Nov. 22, 2006 — Keeping the mood upbeat and positive during a press conference held Wednesday on St. Thomas, Gov.-elect John deJongh and Lt. Gov.-elect Gregory Francis talked to supporters and members of the media about the future of their administration and the need for unity in order to deal "with issues affecting the territory's pocketbooks."
This included brief discussion on pressing local topics, such as education, the need for affordable housing and the creation of economic development initiatives for St. Croix. Francis, the former St. Croix administrator, said that he and deJongh had already "made contact" with the cruise ship industry in an effort to bring ships back to the big island.
"St. Croix is going to be a priority," Francis said. "All the talk about improving St. Croix, it ended yesterday. Now it's time to take action."
Also discussed were federal issues, such as the right of V.I. residents to vote for president, appointing a chief financial officer for the territory, and lobbying for a local border patrol unit.
"Those are topics we're definitely going to discuss with the delegate to Congress," deJongh said. "I think the thing we need to push for first, though, is the development of a local constitution. We also have to deal with education and the consent decree, the Bureau of Corrections and developing the local EDC (Economic Development Commission) program."

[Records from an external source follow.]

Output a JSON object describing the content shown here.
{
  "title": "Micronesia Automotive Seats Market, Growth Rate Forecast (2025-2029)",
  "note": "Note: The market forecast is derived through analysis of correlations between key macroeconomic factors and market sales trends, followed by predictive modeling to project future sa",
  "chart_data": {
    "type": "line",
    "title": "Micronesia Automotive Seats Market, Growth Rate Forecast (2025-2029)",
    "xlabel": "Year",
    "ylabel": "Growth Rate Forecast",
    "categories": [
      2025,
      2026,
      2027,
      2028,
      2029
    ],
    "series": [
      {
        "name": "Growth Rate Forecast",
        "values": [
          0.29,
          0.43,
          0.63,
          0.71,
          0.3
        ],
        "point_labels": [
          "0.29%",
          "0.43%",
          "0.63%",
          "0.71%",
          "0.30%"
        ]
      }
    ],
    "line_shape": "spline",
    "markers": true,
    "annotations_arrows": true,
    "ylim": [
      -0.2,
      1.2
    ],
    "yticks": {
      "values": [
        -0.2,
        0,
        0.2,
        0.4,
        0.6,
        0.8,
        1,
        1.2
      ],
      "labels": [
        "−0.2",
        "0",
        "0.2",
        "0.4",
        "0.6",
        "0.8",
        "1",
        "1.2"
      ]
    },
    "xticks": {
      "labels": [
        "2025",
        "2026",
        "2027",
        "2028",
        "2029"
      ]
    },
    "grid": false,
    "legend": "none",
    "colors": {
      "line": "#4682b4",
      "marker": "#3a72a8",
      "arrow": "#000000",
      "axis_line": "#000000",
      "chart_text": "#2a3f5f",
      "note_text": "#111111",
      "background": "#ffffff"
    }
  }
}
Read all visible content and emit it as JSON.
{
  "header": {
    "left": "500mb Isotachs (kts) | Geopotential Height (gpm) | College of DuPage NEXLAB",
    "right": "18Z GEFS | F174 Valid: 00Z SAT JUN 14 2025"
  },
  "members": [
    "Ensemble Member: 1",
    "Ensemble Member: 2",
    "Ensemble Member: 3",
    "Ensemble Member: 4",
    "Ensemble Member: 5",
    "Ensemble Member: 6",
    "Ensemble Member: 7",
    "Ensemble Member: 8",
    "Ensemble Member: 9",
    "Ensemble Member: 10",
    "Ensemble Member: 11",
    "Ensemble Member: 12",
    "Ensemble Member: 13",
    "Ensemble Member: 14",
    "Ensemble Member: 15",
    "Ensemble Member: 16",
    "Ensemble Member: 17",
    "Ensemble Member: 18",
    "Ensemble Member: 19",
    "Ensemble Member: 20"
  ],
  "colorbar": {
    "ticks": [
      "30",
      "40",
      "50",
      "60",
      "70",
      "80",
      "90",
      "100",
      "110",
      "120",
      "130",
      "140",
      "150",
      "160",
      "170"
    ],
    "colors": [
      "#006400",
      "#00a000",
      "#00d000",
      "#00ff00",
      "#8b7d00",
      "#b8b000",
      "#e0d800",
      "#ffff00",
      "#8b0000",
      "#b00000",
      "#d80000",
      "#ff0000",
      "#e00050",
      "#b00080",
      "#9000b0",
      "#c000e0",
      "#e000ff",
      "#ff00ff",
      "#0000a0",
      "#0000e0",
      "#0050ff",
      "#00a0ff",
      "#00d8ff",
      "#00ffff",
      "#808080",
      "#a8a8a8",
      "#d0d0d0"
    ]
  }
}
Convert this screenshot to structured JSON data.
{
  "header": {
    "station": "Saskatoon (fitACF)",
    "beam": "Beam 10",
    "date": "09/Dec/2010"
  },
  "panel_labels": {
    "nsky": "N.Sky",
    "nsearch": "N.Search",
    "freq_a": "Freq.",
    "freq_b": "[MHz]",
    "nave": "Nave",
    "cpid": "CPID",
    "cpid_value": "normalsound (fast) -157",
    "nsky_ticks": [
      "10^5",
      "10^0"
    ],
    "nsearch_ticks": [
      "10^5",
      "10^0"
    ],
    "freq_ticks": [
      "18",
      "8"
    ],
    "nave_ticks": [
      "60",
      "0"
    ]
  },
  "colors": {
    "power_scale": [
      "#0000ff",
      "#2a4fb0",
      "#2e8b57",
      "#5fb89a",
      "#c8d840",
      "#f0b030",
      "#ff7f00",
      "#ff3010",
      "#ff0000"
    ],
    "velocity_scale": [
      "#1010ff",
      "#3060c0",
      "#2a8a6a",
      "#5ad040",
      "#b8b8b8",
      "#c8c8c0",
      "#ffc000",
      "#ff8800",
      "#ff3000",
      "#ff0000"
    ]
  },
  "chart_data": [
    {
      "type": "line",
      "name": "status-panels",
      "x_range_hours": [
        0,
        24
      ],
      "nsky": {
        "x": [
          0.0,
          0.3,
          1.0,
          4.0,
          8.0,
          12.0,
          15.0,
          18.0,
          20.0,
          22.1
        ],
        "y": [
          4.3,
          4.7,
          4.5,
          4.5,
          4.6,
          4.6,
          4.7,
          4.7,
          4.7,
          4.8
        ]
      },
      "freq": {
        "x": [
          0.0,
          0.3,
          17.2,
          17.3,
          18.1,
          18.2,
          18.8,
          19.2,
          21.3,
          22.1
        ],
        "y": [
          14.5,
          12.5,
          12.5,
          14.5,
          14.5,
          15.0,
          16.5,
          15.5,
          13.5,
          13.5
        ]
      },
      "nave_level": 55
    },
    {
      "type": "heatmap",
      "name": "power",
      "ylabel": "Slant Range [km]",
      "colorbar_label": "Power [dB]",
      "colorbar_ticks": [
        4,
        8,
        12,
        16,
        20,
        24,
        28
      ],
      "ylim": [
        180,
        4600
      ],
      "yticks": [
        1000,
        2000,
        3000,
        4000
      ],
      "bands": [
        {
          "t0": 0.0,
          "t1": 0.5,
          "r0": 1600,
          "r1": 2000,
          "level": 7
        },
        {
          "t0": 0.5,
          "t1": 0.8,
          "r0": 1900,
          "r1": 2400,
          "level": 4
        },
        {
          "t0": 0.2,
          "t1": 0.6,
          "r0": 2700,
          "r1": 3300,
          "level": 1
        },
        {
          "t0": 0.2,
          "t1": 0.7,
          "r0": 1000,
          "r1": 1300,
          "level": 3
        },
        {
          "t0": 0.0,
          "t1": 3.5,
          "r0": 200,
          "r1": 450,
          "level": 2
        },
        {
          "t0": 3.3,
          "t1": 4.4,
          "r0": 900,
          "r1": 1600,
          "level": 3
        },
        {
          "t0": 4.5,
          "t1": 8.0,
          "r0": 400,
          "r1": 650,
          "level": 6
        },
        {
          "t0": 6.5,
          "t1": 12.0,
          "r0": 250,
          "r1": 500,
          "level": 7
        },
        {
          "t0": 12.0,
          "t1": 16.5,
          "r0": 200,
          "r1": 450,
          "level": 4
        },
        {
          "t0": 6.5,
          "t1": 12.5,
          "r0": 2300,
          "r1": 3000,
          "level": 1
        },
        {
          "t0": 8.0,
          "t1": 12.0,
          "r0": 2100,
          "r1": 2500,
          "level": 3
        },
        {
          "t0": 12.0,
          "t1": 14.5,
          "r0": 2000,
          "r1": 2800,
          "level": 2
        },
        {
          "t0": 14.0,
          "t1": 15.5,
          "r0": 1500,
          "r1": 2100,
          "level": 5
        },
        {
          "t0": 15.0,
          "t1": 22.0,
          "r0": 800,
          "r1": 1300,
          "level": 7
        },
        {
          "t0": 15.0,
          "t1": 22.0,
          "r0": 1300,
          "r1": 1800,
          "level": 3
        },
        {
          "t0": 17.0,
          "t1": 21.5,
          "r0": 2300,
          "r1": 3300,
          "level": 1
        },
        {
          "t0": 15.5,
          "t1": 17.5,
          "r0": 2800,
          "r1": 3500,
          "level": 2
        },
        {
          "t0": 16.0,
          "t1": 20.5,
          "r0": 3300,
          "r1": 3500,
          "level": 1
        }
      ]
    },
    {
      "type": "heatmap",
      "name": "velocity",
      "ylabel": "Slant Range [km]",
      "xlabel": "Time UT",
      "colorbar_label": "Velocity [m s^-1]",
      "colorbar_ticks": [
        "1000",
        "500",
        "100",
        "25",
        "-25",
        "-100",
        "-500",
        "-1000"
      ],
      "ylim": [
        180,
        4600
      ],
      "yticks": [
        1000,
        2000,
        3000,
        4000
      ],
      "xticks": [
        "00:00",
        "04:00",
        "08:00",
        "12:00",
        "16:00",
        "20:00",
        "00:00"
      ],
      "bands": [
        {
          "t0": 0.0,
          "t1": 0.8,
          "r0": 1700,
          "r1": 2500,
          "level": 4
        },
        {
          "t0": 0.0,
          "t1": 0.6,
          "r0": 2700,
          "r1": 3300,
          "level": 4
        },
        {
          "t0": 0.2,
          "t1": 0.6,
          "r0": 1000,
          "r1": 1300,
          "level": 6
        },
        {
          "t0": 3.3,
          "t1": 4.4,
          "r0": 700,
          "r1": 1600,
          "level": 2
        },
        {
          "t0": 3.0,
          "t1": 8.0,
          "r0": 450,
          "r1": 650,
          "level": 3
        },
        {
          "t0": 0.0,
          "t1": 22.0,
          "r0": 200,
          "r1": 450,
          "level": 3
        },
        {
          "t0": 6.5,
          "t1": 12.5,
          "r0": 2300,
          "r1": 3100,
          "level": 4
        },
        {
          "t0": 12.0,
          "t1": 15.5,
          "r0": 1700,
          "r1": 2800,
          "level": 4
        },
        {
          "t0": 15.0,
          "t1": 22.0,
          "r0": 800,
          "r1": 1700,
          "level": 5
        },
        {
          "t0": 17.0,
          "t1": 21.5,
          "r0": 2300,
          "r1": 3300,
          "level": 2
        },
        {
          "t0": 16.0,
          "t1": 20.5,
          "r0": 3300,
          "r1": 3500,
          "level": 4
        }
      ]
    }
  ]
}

Other top priorities include expanding the role of the lieutenant governor, deJongh said. "We want to do more, so that Greg [Francis] will truly be the No. 2 person in the territory," he added.
Francis said he did not intend "to be a lieutenant governor sitting behind a desk waiting for complaints."
"I'm a man of action, not a man of talk," he said.
Both deJongh and Francis also fielded questions relating to the much-discussed government takeover of Vitelco and reforms to the Government Employees Retirement System. "When it comes to those issues, I can't say that I know much about the state of affairs," deJongh said. "During the transition period, Greg and I are going to gather all the facts on the matters and come to a decision that's in the best interest of the territory."
DeJongh added that he would be asking for input from the new Legislature, working with all 15 senators regardless of whether there is a Democratic or coalition majority. "The Legislature is going to organize, and I respect that they're going to organize," he said. "And I'll be able to work with everyone, no matter what happens."
No announcement was made, however, on the makeup of the new administration's cabinet, or candidates for heads of government agencies, departments or boards and commissions.
"I will be announcing the members of our transition committee early next week, though," deJongh said, adding the both he and Francis will be meeting with members of the current administration to "discuss the issues" and get a handle on the "territory's state of affairs."
On the topic of appointing individuals to government boards and commissions, deJongh added that he would be taking suggestions from public officials and community members. "There are people we may want on boards and commissions who I don't know, or who Greg doesn't know," he said. "But we will be getting input from the community, and from the senators to see if they have any suggestions."
DeJongh drew applause when he said he favored appointing private-sector individuals to serve on boards and commissions over government officials. He noted that an attorney general had more pressing things to do than to sit on a board discussing how many airline flights are coming into the territory.
"I know there are many pressing topics out there to be discussed," he added. "There are issues out there that people see, touch, feel everyday. The transition period will allow us to get up to date on what's going on so we can make the best decisions for the people. Today begins our service to you and the community."